June 17, 2009 mcfadyena

The tubing used in Trey's infusions

Yesterday was an ‘I’m a good mom’ day.
After hearing about a documentary called ‘The Disappearing Male’, the link for which is in the next blog, I got on the phone with BC Children’s Hospital and Cardinal Health, the company who provides tubing for infusions for the hospital. I was and have been for a while now, concerned about what the tubing Trey receives his infusions through is made from. After spending hours getting to the bottom of this (to which Trey’s nurse at the hospital asked: “How do you have time for this when you’re moving on Saturday?” and I responded with: “Once I get scared I cannot rest until I get to the bottom of my fear… so packing can wait.”), I was beautifully and pleasantly surprised.

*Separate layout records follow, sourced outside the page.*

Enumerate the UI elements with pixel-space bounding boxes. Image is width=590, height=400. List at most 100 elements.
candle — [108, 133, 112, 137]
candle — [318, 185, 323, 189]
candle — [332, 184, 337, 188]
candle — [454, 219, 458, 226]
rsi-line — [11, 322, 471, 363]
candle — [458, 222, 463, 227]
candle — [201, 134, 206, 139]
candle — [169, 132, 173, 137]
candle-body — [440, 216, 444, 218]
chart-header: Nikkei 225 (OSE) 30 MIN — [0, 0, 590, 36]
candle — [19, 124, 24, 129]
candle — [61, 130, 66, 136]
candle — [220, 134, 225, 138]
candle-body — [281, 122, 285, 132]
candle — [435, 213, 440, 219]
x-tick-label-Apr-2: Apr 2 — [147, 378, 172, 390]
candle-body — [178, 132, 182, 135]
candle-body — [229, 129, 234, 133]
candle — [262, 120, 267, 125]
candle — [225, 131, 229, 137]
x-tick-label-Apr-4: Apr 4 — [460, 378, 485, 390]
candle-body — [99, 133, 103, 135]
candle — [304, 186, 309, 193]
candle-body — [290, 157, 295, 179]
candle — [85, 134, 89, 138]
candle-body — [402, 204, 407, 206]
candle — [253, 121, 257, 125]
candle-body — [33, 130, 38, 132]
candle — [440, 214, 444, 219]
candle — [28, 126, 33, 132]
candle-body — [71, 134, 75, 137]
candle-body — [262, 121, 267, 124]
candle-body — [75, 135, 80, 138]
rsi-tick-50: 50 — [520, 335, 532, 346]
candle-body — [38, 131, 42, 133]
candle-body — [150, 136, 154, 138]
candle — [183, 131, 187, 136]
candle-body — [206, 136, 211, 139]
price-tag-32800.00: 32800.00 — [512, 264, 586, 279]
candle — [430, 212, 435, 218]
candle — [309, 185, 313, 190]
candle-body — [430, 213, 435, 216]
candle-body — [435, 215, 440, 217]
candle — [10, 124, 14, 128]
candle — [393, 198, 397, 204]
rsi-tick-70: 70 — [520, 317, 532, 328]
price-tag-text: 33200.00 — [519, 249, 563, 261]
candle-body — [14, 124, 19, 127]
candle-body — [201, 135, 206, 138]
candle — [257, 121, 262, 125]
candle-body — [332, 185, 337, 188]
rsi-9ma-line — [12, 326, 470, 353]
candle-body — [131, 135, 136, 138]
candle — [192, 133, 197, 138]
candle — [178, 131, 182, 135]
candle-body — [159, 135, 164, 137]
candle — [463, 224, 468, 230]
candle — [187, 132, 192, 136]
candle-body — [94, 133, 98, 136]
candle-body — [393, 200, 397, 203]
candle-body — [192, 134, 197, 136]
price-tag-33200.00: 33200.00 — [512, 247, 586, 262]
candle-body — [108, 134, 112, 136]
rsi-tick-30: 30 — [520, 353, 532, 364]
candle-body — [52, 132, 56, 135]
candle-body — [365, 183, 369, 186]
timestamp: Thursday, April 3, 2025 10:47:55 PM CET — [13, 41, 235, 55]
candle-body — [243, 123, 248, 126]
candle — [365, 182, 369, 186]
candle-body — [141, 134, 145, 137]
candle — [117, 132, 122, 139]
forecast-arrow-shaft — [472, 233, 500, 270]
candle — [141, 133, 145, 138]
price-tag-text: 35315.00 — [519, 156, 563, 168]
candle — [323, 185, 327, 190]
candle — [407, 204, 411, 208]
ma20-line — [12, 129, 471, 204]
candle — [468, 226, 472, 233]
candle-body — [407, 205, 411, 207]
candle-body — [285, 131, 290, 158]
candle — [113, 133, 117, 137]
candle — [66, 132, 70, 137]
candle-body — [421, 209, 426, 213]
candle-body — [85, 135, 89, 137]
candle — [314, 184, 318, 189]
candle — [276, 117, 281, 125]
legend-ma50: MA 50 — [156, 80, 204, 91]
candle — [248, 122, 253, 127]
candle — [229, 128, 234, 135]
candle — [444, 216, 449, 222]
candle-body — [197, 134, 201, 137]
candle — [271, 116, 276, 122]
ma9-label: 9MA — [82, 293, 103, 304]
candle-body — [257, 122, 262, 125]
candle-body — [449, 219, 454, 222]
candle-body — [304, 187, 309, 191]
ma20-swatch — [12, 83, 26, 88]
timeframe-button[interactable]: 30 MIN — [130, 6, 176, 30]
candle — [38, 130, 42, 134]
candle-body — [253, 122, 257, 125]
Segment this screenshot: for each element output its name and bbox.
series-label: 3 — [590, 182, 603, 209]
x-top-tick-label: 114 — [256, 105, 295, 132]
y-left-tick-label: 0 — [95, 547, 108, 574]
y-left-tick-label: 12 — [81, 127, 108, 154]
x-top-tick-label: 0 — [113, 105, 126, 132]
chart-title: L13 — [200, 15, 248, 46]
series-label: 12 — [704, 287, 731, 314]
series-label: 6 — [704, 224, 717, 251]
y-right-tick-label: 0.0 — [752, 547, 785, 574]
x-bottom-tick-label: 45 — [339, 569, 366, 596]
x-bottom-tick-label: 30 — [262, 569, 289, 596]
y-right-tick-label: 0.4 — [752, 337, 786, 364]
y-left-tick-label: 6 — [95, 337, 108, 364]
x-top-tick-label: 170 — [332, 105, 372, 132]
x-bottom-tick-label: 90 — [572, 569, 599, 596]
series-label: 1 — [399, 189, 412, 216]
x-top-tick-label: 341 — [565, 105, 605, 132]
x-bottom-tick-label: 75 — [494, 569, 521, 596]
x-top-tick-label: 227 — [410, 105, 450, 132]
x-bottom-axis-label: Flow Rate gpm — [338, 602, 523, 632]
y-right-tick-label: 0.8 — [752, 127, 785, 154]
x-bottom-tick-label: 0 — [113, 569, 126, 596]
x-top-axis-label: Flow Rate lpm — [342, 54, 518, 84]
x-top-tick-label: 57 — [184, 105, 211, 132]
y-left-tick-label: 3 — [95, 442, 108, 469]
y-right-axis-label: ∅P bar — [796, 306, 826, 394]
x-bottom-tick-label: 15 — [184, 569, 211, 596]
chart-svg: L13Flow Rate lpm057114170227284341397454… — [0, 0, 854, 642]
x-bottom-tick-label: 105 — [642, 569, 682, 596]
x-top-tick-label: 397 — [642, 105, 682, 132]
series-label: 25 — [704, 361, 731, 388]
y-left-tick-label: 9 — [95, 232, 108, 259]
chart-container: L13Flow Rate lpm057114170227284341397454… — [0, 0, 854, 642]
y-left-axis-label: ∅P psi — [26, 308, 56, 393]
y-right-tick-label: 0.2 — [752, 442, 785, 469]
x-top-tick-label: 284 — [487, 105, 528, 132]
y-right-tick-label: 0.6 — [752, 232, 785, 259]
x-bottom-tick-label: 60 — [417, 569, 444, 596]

The tubing Trey receives his infusions in is a low sorbing line made on the outside from PVC, but on the inside from polyethylene, which is a safe plastic. Excellent. Trey’s rescue line, the line which is set up in case of reaction, but not used otherwise, is made from the more typical and standard line used, which is made from PVC. Taken from an earlier post, at which time I found out Trey’s ear moulds are made from PVC, here is a description of PVC:
Phthalates are a class of chemicals used as softeners, or plasticizers, in polyvinyl chloride (PVC, vinyl) products, including children’s toys, decorating and building products, and blood bags, and solvents and other additives in a wide range of consumer products, including cosmetics, personal care products, wood finishes and insecticides.
DEHP and DINP are used in flexible plastic and vinyl toys, some teethers, food packaging and cling wraps, medical devices, backpacks, shower curtains, building materials such as pipes, vinyl flooring and wallpaper, and other products.
DBP and DEP are used in some adhesives, dyesinks, mosquito insect repellents, plastic plumbing pipes, and personal care products such as nail polish, skin moisturizers, and perfumes.
Note:  The carcinogenicity of DEP, DBP and DINP to humans is unknown at this time.
Health Effects
Immediate Health Effects
If SWALLOWED, phthalates is Slightly Toxic
If ABSORBED THROUGH SKIN, phthalates is Moderately Toxic
If INHALED (SNIFFED OR BREATHED IN), phthalates is Slightly Toxic
Longterm or Delayed Health Effects
This chemical is likely to cause cancer.  It is considered a Probable Carcinogen by the World Health Organization, the U.S. Environmental Protection Agency, or another agency.
Suspected Endocrine Disruptor = May interfere with, mimic or block hormones
Development Toxicant = Can interfere with normal development of a fetus or child
Reproductive Toxicant = Can harm reproductive system
What I found out yesterday is that the reason PVC is toxic is because it contains a phalate (plasticizer) called DEHP. However, the PVC used in BC Children’s Hospital is DEHP free. Research into and awareness about the toxicity of plastic is so widespread (which is scary, but wonderful at the same time) that Cardinal Health has made and BC Children’s has purchased a product that is free of the toxic phalate DEHP.
I have been worried for a long time that the tubing Trey receives his infusions in was made from toxic PVC. I am thrilled that I took the time to get to the bottom of this and that the news is excellent!!